Second baseman Davey Lopez gave him a high-five and patted him on the back with his glove while he trotted by so swiftly and quick that shortstop Bill Russell barely could just touch his back with his glove. Not once did he leap for joy or raise a hand in the air or reveal any celebratory triumph at all to suggest his excitement and status as the greatest of all time.
He jogged the base paths like a stallion’s stride after winning the Kentucky Derby, and plastered to the wall behind him were great wooden billboards as big as the scoreboard itself advertising Budweiser and Coca-Cola. Lit across the electric scoreboard in over a hundred fiery blazing bulbs, was the number 715.
Some reports said the ball was worth $60,000 at the time, more than twice what Aaron’s salary was throughout most of his career.
Two fans, one in a navy sweater and blue jeans and the other with shaggy hair wearing a brown felt coat came up behind him as he picked up dirt with his cleats headed toward third, and they were sprinting to keep up with his trot. In the stands, Aaron’s wife closed her eyes and feared the worst. Feared they had guns or knives and feared what they might do to him. His personal security guard kept a pistol in his binoculars case and almost reacted by shooting, based on what they did next.
They reached out with their arms for Aaron’s shoulder blades where would have been planted a set of wings and tried to hug him, and nearly tripped trying to keep up with him, and they had smiles on their faces fit for a child, and they leaped in the air behind him and appeared as a people who had just been led to a Promised Land. As Aaron rounded third, they dispersed and let him have the moment.
The third base coach Connie Ryan swung out one of his hands and Aaron slapped it and with his other hand Ryan patted Aaron on the back as he turned the final bag and headed home.
The twenty or so seconds it took for him to lap the base paths after hitting number 715, when watching the clip, seem to pass as quick and brief as seven seconds, as though all it was, was just seven seconds. But the crowd, there, in Atlanta, Georgia made sure the moment existed beyond earth and beyond time. The heavens heard them. They didn’t quit screaming to sip their beer or to try and breathe. They screamed until God listened.
In an article for the Bitter Southerner, George Lancaster remembers being fourteen at the time and taken to the game by his Presbyterian minister father, with seats in the upper level called the nosebleed section and after the ball dropped over the wall he saw a beautiful mature woman strip down from all her clothes and run up and down thirty or so stairs wildly and freely, totally naked as though the Garden of Eden had just been made again.
When Aaron crossed home plate, his mother was there waiting for him, screaming in ecstatic tears and bear hugging him as though she had just witnessed the resurrection of Christ.

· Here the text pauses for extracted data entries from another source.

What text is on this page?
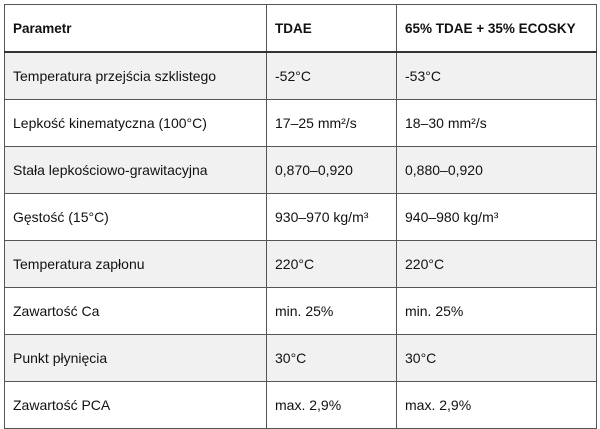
Parametr	TDAE	65% TDAE + 35% ECOSKY
Temperatura przejścia szklistego	-52°C	-53°C
Lepkość kinematyczna (100°C)	17–25 mm²/s	18–30 mm²/s
Stała lepkościowo-grawitacyjna	0,870–0,920	0,880–0,920
Gęstość (15°C)	930–970 kg/m³	940–980 kg/m³
Temperatura zapłonu	220°C	220°C
Zawartość Ca	min. 25%	min. 25%
Punkt płynięcia	30°C	30°C
Zawartość PCA	max. 2,9%	max. 2,9%
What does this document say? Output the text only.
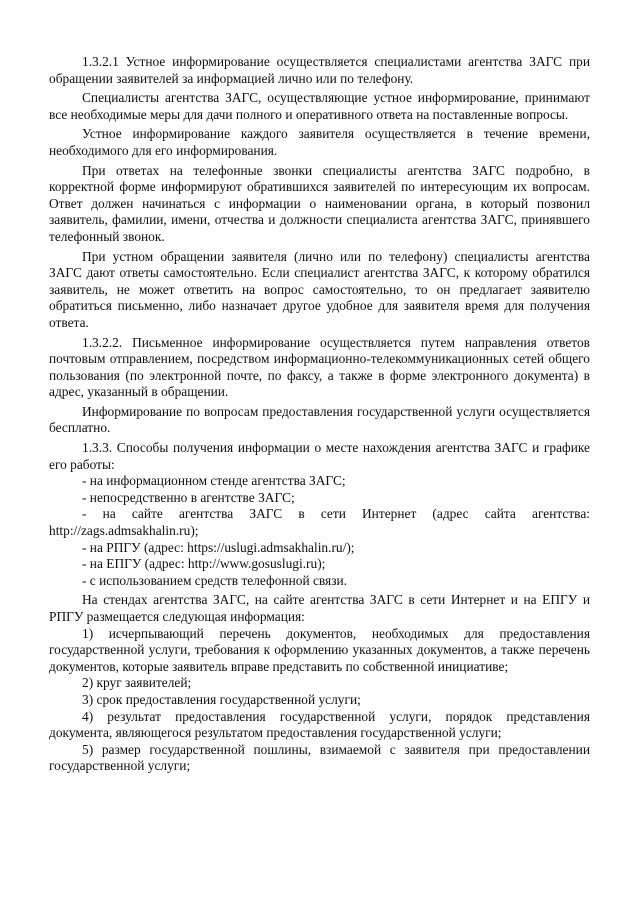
1.3.2.1 Устное информирование осуществляется специалистами агентства ЗАГС при обращении заявителей за информацией лично или по телефону.

Специалисты агентства ЗАГС, осуществляющие устное информирование, принимают все необходимые меры для дачи полного и оперативного ответа на поставленные вопросы.

Устное информирование каждого заявителя осуществляется в течение времени, необходимого для его информирования.

При ответах на телефонные звонки специалисты агентства ЗАГС подробно, в корректной форме информируют обратившихся заявителей по интересующим их вопросам. Ответ должен начинаться с информации о наименовании органа, в который позвонил заявитель, фамилии, имени, отчества и должности специалиста агентства ЗАГС, принявшего телефонный звонок.

При устном обращении заявителя (лично или по телефону) специалисты агентства ЗАГС дают ответы самостоятельно. Если специалист агентства ЗАГС, к которому обратился заявитель, не может ответить на вопрос самостоятельно, то он предлагает заявителю обратиться письменно, либо назначает другое удобное для заявителя время для получения ответа.

1.3.2.2. Письменное информирование осуществляется путем направления ответов почтовым отправлением, посредством информационно-телекоммуникационных сетей общего пользования (по электронной почте, по факсу, а также в форме электронного документа) в адрес, указанный в обращении.

Информирование по вопросам предоставления государственной услуги осуществляется бесплатно.

1.3.3. Способы получения информации о месте нахождения агентства ЗАГС и графике его работы:

- на информационном стенде агентства ЗАГС;

- непосредственно в агентстве ЗАГС;

- на сайте агентства ЗАГС в сети Интернет (адрес сайта агентства: http://zags.admsakhalin.ru);

- на РПГУ (адрес: https://uslugi.admsakhalin.ru/);

- на ЕПГУ (адрес: http://www.gosuslugi.ru);

- с использованием средств телефонной связи.

На стендах агентства ЗАГС, на сайте агентства ЗАГС в сети Интернет и на ЕПГУ и РПГУ размещается следующая информация:

1) исчерпывающий перечень документов, необходимых для предоставления государственной услуги, требования к оформлению указанных документов, а также перечень документов, которые заявитель вправе представить по собственной инициативе;

2) круг заявителей;

3) срок предоставления государственной услуги;

4) результат предоставления государственной услуги, порядок представления документа, являющегося результатом предоставления государственной услуги;

5) размер государственной пошлины, взимаемой с заявителя при предоставлении государственной услуги;
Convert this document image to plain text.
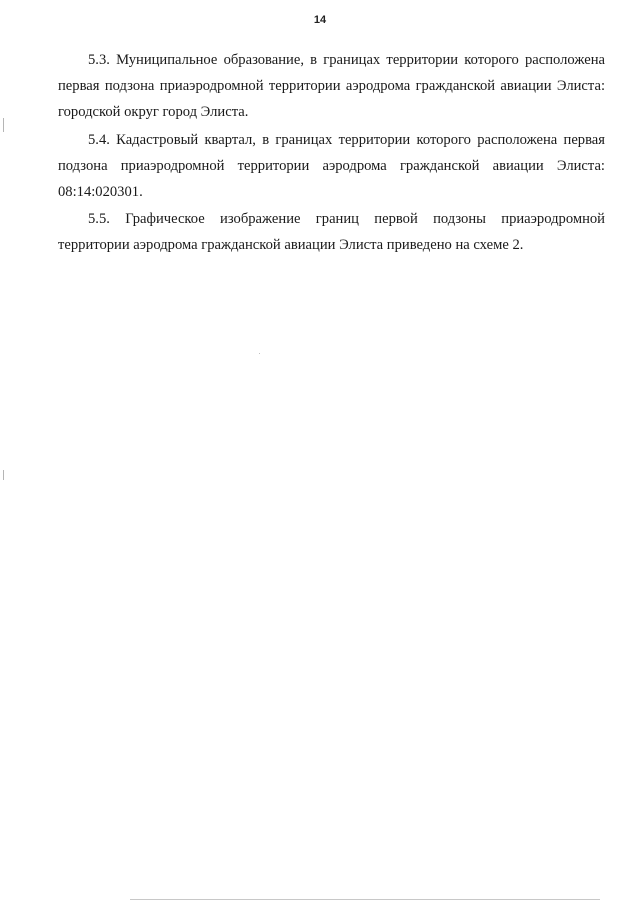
14

5.3. Муниципальное образование, в границах территории которого расположена первая подзона приаэродромной территории аэродрома гражданской авиации Элиста: городской округ город Элиста.

5.4. Кадастровый квартал, в границах территории которого расположена первая подзона приаэродромной территории аэродрома гражданской авиации Элиста: 08:14:020301.

5.5. Графическое изображение границ первой подзоны приаэродромной территории аэродрома гражданской авиации Элиста приведено на схеме 2.
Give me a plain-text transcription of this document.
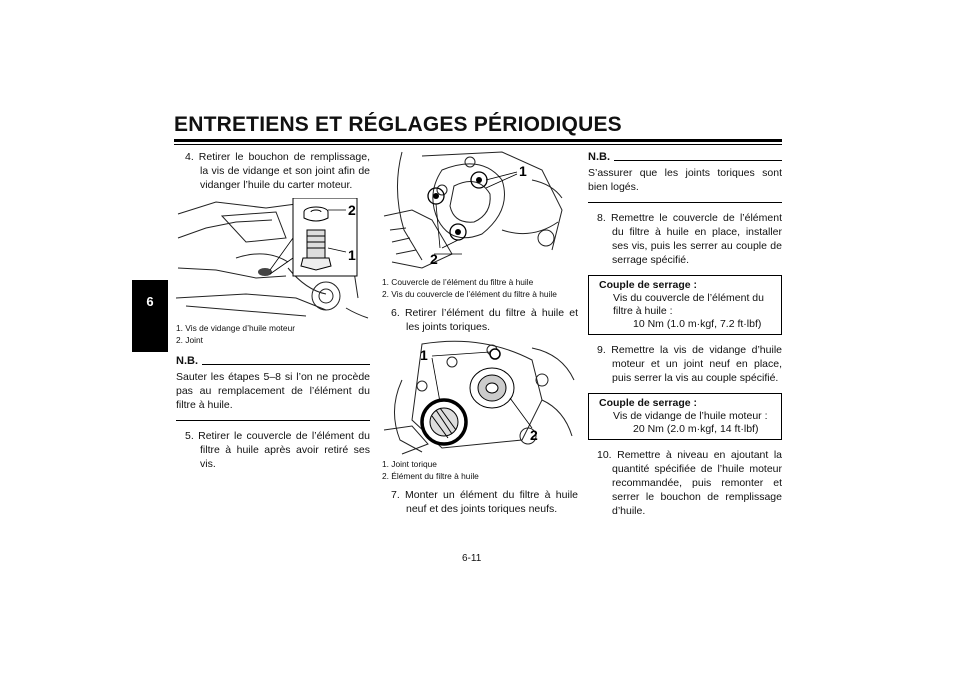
ENTRETIENS ET RÉGLAGES PÉRIODIQUES
6

4. Retirer le bouchon de remplissage, la vis de vidange et son joint afin de vidanger l’huile du carter moteur.

2
1
1. Vis de vidange d’huile moteur
2. Joint
N.B.

Sauter les étapes 5–8 si l’on ne procède pas au remplacement de l’élément du filtre à huile.

5. Retirer le couvercle de l’élément du filtre à huile après avoir retiré ses vis.

1
2
1. Couvercle de l’élément du filtre à huile
2. Vis du couvercle de l’élément du filtre à huile

6. Retirer l’élément du filtre à huile et les joints toriques.

1
2
1. Joint torique
2. Élément du filtre à huile

7. Monter un élément du filtre à huile neuf et des joints toriques neufs.

N.B.

S’assurer que les joints toriques sont bien logés.

8. Remettre le couvercle de l’élément du filtre à huile en place, installer ses vis, puis les serrer au couple de serrage spécifié.

Couple de serrage :
Vis du couvercle de l’élément du filtre à huile :
10 Nm (1.0 m·kgf, 7.2 ft·lbf)

9. Remettre la vis de vidange d’huile moteur et un joint neuf en place, puis serrer la vis au couple spécifié.

Couple de serrage :
Vis de vidange de l’huile moteur :
20 Nm (2.0 m·kgf, 14 ft·lbf)

10. Remettre à niveau en ajoutant la quantité spécifiée de l’huile moteur recommandée, puis remonter et serrer le bouchon de remplissage d’huile.

6-11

Legendary Dodger announcer was calling the game and he said, “What a marvelous moment for baseball, what a marvelous moment for Atlanta and the state of Georgia. What a marvelous moment for the country, and the world. A black man is getting a standing ovation in the Deep South, for breaking the record of an all-time baseball idol. And it is a great moment for all of us, and particularly for Henry Aaron. It will be seen all around the world. And you can hear Georgia around the world.”
Aaron was given a microphone to speak to the fans and he thanked them and then thanked God it was finally over with. When he found his wife in the front and they hugged each other, he told her he’s so glad it’s over, so glad that it’s over.
At a party at his house in celebration and honor of his incredible and monumental achievement, he walked down the hallway and into a room all by himself, got down on his knees and began to cry.
In that near five seconds when he hit the homerun, where the ball appeared tied to the constellation and horns of Aries, that ram in the sky sketched by the stars, one can almost feel and bear witness to the tides of eternity.